A coupled technique to eliminate overall nonpolar and polar volatile organic compounds from paint production industry

Volatile organic compounds (VOCs) emitted from their manufacturing have a high recycling value but contribute negatively to the environment. Paints as a significant source of VOCs could largely contribute to their emissions. This study employed a pilot scale system for recovery and elimination of highly concentrated VOCs (up to 1.1 × 106 μg m−3) from a paint packaging workshop, which uses the integrated adsorption-cryogenic condensation with photocatalytic oxidation (PCO). Over a 60-day continuous treatment period, average recovery efficiencies of 96.1%, 100%, 97.1% and 98.6% were achieved for aromatic hydrocarbons (AHs), aliphatic hydrocarbons (AlHs), halogenated hydrocarbons (HHs) and oxygenated VOCs (OVOCs), respectively.

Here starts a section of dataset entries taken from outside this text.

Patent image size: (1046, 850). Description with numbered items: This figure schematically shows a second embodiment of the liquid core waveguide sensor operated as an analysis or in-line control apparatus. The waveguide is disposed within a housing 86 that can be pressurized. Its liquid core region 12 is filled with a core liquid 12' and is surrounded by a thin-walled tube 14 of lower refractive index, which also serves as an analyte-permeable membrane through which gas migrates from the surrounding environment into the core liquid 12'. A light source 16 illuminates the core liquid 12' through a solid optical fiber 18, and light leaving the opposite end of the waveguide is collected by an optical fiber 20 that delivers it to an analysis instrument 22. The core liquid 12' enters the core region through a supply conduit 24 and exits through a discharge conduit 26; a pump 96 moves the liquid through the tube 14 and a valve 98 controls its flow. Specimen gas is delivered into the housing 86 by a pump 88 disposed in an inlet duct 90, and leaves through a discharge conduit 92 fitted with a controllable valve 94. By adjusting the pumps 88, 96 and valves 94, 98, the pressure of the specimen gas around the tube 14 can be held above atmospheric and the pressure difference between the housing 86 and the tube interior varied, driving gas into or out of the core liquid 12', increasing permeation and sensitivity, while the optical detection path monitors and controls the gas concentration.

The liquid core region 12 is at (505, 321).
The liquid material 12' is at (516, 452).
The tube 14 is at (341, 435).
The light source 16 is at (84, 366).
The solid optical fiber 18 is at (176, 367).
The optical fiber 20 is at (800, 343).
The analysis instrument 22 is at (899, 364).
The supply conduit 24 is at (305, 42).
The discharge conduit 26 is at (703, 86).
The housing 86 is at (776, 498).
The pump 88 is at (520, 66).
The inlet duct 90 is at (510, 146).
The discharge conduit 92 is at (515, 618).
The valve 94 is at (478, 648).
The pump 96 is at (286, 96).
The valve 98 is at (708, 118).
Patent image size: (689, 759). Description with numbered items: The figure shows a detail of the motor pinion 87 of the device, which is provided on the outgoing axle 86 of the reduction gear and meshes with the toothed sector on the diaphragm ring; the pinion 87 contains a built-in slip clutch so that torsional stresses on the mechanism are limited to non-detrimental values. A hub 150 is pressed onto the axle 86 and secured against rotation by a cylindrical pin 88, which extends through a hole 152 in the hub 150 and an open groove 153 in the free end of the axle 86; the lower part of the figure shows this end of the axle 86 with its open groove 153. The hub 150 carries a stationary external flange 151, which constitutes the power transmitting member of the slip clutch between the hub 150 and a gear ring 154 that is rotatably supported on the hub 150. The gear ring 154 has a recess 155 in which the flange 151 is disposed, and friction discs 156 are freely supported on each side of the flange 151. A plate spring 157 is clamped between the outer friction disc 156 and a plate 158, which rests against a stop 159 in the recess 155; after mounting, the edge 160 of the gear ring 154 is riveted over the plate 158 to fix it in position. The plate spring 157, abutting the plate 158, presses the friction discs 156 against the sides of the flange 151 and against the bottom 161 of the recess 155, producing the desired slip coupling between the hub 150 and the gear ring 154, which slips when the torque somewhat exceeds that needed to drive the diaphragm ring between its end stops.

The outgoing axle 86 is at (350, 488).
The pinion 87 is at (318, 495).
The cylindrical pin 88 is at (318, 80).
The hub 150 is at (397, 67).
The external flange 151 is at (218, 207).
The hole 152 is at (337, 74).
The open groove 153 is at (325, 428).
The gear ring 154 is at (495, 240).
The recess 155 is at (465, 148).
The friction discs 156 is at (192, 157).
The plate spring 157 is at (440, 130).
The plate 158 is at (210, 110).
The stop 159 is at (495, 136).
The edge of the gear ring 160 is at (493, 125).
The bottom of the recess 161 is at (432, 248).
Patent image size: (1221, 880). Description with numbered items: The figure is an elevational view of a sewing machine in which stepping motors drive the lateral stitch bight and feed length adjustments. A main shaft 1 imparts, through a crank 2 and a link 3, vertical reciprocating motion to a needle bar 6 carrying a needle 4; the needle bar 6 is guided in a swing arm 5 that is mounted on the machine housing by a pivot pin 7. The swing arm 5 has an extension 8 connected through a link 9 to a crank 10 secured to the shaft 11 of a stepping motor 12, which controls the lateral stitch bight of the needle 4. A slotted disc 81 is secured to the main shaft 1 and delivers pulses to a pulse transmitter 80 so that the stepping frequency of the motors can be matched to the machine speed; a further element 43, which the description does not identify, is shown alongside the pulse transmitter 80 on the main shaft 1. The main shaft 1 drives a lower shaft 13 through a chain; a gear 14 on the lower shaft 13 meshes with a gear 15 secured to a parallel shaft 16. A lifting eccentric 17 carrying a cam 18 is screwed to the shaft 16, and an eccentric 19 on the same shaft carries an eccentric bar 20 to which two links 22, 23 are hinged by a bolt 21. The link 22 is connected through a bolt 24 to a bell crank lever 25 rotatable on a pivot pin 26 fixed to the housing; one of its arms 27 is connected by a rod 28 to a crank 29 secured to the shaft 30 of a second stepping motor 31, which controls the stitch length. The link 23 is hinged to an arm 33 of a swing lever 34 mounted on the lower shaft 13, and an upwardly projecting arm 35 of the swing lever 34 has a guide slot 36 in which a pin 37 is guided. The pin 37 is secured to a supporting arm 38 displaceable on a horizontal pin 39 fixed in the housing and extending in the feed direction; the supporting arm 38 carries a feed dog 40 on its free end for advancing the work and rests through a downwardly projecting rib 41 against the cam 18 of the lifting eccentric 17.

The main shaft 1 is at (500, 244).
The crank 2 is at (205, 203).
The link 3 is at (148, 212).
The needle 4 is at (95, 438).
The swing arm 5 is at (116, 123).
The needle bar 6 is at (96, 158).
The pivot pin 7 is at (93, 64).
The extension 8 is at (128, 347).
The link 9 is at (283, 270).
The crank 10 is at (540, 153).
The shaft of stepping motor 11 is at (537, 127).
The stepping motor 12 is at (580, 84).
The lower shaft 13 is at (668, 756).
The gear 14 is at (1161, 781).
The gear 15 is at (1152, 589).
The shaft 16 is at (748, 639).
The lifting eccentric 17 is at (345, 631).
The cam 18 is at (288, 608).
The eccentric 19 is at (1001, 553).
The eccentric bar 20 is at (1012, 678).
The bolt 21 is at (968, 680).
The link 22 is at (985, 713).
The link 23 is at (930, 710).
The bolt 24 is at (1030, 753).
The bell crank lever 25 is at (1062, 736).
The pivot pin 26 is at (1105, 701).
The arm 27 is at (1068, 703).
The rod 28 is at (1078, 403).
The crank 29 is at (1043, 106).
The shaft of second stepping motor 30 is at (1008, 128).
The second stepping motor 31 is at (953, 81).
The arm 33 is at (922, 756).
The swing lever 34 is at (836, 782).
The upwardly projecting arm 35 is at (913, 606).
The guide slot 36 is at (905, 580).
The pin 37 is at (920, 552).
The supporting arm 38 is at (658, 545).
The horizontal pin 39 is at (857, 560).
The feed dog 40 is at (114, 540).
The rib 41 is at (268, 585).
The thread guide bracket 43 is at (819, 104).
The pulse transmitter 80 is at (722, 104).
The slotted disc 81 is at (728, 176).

Data analysis and theoretical calculations confirmed that nonpolar VOCs were preferentially adsorbed, enriched and recycled by activated carbon adsorption (AHs, AlHs and OVOCs > HHs), while residual polar VOCs were subject to subsequent PCO decomposed with average removal efficiency of −10.2% to 79.4%. PCO displayed a higher degradation activity toward polar VOCs (OVOCs > AHs > AlHs). Furthermore, high non-cancer, cancer risks and occupational exposure cancer risks were found as exposed to the emitted VOCs, and a dramatic reduction of the risks were achieved after treatment. This coupled recovery-decontamination techniques illustrated an excellent recoverability to nonpolar VOCs and efficient decomposition activity to polar VOCs, to eliminate almost emitted VOCs, with promising potential application in atmospheric purification and improvement of occupational environments.